Adaptability in Embodied Conversational Agents: Comparing Rule-Based and Generative Models on Learning and Transfer in Conversational Skills
Summary
Introduction: Embodied conversational agents (ECAs) are simulation-based technologies used for training professional conversational skills. Two design models with contrasting levels of adaptability are generally implemented: rule-based—with constrained and fixed decision paths—and generative—AI-powered customized responses. Their comparative effectiveness for conversational skills training remains unclear. This study explores the effects of both models on learning, transfer, and self-efficacy.
Method: Participants (n = 72) were randomly assigned to a rule-based or generative condition. To measure learning progress, participants played their (first) assigned simulation type four times. Then, both groups completed a (second) generative simulation once to assess transfer. Self-efficacy was measured before, during, and after the simulations, while perceived task complexity was measured during and after.

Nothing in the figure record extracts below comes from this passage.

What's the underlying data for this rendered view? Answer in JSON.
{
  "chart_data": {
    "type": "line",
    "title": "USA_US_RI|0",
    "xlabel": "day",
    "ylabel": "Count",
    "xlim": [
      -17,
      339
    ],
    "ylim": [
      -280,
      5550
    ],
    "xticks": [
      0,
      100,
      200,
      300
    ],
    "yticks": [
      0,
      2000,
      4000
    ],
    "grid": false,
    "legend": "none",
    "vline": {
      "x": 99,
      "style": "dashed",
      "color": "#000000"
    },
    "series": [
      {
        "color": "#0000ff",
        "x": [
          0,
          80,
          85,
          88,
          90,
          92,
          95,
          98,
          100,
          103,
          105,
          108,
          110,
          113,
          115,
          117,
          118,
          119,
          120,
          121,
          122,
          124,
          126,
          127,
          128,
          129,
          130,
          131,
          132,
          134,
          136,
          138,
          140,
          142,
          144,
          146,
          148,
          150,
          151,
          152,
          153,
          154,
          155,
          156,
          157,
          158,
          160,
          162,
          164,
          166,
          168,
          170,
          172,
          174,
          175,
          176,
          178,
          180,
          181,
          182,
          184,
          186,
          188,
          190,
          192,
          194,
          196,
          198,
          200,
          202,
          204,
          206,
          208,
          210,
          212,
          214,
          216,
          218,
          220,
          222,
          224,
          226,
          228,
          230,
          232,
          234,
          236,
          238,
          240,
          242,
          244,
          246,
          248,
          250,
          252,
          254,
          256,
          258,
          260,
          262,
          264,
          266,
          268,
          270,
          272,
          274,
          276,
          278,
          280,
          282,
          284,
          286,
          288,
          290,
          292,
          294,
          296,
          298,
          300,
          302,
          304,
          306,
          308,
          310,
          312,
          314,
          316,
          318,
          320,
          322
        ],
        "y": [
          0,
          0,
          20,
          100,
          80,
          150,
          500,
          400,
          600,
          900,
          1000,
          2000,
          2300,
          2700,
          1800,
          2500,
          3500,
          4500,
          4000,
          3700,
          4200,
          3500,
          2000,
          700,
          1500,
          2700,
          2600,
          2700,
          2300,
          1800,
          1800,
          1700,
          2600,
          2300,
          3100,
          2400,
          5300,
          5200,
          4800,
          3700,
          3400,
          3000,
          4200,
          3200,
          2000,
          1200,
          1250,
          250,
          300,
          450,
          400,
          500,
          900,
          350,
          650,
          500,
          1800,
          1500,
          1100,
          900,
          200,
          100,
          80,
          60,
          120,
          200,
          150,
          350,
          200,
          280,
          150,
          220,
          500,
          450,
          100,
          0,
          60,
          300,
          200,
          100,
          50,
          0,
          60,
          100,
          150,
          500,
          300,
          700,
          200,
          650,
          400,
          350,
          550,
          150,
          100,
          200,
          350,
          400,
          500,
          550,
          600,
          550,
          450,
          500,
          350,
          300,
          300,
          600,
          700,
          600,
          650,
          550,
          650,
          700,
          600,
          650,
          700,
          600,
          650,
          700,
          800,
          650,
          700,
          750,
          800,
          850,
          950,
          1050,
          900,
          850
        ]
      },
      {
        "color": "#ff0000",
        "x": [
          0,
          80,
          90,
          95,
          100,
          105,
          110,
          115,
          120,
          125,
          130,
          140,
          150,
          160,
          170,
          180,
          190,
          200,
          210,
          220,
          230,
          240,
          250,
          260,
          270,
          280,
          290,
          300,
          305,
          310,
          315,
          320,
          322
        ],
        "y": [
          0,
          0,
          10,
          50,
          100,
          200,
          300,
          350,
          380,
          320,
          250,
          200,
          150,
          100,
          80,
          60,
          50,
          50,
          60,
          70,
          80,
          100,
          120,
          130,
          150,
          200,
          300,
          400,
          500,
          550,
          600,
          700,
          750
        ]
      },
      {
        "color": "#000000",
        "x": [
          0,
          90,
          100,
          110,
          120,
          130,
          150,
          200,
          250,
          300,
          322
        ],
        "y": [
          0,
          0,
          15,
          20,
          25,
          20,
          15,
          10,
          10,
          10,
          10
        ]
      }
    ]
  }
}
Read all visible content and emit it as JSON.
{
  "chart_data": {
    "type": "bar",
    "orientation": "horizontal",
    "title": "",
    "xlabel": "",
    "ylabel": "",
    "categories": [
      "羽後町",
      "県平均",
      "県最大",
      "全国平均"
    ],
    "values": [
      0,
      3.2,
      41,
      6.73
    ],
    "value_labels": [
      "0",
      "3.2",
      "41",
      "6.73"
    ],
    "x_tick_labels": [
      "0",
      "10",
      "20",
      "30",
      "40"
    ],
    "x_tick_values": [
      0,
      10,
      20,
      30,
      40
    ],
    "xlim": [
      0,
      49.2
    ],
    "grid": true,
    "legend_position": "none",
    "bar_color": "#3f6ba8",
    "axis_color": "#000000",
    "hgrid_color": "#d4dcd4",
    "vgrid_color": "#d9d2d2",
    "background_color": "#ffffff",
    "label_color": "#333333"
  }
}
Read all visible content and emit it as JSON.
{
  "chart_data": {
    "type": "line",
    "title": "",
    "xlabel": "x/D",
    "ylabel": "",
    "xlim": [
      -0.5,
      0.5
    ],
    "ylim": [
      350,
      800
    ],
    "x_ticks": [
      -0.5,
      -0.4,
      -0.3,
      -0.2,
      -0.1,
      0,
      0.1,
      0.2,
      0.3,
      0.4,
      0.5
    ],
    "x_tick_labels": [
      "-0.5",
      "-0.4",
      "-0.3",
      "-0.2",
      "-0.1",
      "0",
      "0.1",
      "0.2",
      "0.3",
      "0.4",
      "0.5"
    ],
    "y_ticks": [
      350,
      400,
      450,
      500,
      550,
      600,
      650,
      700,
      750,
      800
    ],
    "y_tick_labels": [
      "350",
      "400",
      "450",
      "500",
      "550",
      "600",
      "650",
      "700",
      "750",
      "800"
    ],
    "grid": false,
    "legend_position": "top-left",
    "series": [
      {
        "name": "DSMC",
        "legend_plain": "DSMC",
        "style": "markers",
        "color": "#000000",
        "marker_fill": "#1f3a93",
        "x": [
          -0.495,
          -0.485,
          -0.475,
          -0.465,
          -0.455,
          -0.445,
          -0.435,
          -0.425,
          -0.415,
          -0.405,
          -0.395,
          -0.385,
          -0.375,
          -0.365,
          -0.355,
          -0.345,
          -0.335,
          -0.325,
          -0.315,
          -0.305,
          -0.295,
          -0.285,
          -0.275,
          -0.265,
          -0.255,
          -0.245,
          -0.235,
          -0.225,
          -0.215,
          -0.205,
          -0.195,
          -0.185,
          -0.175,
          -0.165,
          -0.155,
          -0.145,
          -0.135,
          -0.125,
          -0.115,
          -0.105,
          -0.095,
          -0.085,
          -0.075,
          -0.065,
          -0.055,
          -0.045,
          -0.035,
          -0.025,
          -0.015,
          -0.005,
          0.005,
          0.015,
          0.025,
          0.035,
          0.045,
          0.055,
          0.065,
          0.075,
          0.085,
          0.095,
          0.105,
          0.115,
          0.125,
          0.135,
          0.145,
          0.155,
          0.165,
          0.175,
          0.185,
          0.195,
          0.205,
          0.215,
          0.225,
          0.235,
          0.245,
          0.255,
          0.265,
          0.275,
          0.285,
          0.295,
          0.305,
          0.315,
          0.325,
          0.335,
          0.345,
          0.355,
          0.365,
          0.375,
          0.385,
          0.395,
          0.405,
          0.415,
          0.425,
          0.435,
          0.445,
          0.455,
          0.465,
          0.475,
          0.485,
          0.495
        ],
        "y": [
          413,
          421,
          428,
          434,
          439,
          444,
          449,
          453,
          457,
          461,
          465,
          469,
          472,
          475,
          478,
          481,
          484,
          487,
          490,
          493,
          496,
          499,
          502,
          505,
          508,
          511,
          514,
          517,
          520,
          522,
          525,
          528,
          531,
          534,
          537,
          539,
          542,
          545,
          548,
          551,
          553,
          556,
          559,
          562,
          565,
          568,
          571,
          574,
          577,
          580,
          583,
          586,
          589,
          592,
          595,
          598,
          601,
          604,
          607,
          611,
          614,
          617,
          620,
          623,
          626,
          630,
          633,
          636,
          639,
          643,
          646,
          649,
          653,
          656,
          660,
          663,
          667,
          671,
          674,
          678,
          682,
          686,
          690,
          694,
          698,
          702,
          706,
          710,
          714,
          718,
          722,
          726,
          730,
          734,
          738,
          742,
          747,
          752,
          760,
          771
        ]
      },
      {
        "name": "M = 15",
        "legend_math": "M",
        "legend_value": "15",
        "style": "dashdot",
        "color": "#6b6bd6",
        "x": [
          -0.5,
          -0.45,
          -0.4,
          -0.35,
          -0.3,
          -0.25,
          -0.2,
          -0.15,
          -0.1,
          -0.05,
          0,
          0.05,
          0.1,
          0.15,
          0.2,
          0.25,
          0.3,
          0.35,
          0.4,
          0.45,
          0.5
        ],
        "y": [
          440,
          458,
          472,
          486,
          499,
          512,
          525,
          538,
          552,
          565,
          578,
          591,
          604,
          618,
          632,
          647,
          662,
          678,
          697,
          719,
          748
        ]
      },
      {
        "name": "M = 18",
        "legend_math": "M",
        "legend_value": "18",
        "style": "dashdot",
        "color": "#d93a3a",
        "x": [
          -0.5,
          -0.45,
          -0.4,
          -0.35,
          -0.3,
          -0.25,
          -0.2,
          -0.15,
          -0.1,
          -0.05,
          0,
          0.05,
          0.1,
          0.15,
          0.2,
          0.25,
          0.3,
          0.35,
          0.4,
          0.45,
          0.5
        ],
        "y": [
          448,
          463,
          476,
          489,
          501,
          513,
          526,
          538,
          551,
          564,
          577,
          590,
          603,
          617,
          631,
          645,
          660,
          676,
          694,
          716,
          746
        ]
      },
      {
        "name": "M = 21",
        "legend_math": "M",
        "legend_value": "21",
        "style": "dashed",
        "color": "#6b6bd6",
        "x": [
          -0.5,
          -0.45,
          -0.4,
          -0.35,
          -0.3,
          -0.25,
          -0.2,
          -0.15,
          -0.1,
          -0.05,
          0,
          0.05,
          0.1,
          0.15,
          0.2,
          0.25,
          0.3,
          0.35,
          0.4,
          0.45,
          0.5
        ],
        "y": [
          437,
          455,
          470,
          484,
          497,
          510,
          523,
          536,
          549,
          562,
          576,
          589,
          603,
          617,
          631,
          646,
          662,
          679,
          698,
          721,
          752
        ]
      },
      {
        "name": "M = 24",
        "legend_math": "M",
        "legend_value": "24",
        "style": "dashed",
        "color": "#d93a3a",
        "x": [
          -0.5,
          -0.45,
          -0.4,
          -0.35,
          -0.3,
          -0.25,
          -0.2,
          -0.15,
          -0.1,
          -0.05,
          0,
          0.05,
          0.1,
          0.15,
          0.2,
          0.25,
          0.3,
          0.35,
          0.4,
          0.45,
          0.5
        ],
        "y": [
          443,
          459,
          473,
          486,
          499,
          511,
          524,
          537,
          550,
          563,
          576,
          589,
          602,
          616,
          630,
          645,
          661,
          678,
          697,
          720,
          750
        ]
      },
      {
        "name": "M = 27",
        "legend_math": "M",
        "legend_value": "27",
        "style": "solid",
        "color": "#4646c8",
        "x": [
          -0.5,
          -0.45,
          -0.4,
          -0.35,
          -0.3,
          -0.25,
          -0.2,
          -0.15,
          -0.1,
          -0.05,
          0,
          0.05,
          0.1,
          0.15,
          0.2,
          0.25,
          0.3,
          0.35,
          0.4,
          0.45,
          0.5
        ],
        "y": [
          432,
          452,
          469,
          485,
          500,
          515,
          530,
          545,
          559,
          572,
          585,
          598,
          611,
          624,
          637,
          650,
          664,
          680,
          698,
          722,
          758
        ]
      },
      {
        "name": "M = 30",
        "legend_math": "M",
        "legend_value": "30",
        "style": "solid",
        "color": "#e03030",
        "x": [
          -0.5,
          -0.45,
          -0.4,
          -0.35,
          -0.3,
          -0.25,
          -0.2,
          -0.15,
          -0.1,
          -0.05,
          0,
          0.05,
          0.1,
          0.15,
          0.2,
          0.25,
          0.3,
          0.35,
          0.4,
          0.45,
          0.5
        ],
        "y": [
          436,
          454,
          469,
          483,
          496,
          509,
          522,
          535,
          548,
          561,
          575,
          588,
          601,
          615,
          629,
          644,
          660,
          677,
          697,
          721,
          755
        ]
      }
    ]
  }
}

Results: Both models facilitated learning progression effectively, however, the generative group demonstrated significantly better transfer—with greater performance gains between the first and second simulations. Rule-based participants rated the second simulation as more complex than the first, while ratings on difficulty for the generative condition did not change between simulations. Self-efficacy remained stable throughout for both groups.
Conclusion: Generative models are apparently more effective for training participants to apply skills in real-world conversations while maintaining self-efficacy and stable complexity perceptions across simulations. Future research should examine learning transfer effects in real-world conversations and psychometric validation of the models' grading systems.